One major project in my lab is to identify the proteins that regulate the activation and activity of the inflammatory and killing caspases during monocyte-macrophage-dendritic cell differentiation and during cell transformation. This includes, the isolation of regulatory proteins and the dissection of the signaling pathways that modulate apoptosis. These pathways may change during differentiation thus allowing the cells to regulate their apoptotic commitment differently depending on their differentiation’s stage. We have demonstrated a differential role of inflammatory and anti-inflammatory cytokines in the control of the apoptotic machinery of leukocytes. These findings may provide a new approach to regulate the number of unwanted cells during inflammation. One of our main interests is to understand the role of kinases, phosphatases and reactive oxygen species in the regulation of caspases and the contribution of the mitochondria during activation and monocyte apoptosis. These results should contribute to a better understanding of basic mechanisms during sepsis.

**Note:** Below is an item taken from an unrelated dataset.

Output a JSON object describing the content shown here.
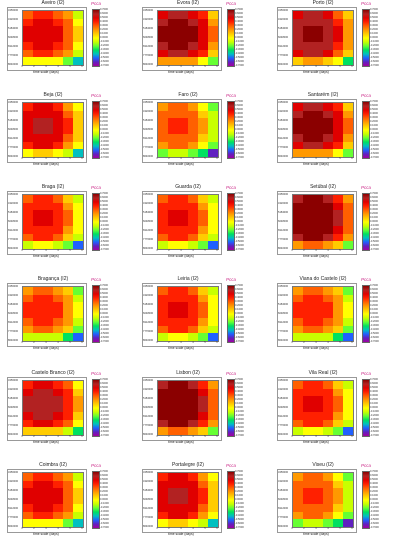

A second area of research involves the characterization of signals produced by dying cells to recruit and promote the clearance of apoptotic bodies by phagocytic cells like the macrophages. We are using biochemical and a proteomic approaches to characterize a compounds produced by dying cells that are chemotactic for macrophages. In addition, using a bioinformatic approach and with the availability of the human proteome, we are trying to characterize new substrates of caspases. These in ‘silico experiments’ should allow us to identify additional targets of caspases that once validated molecularly can be used to mark unwanted cells for removal by phagocytic cells.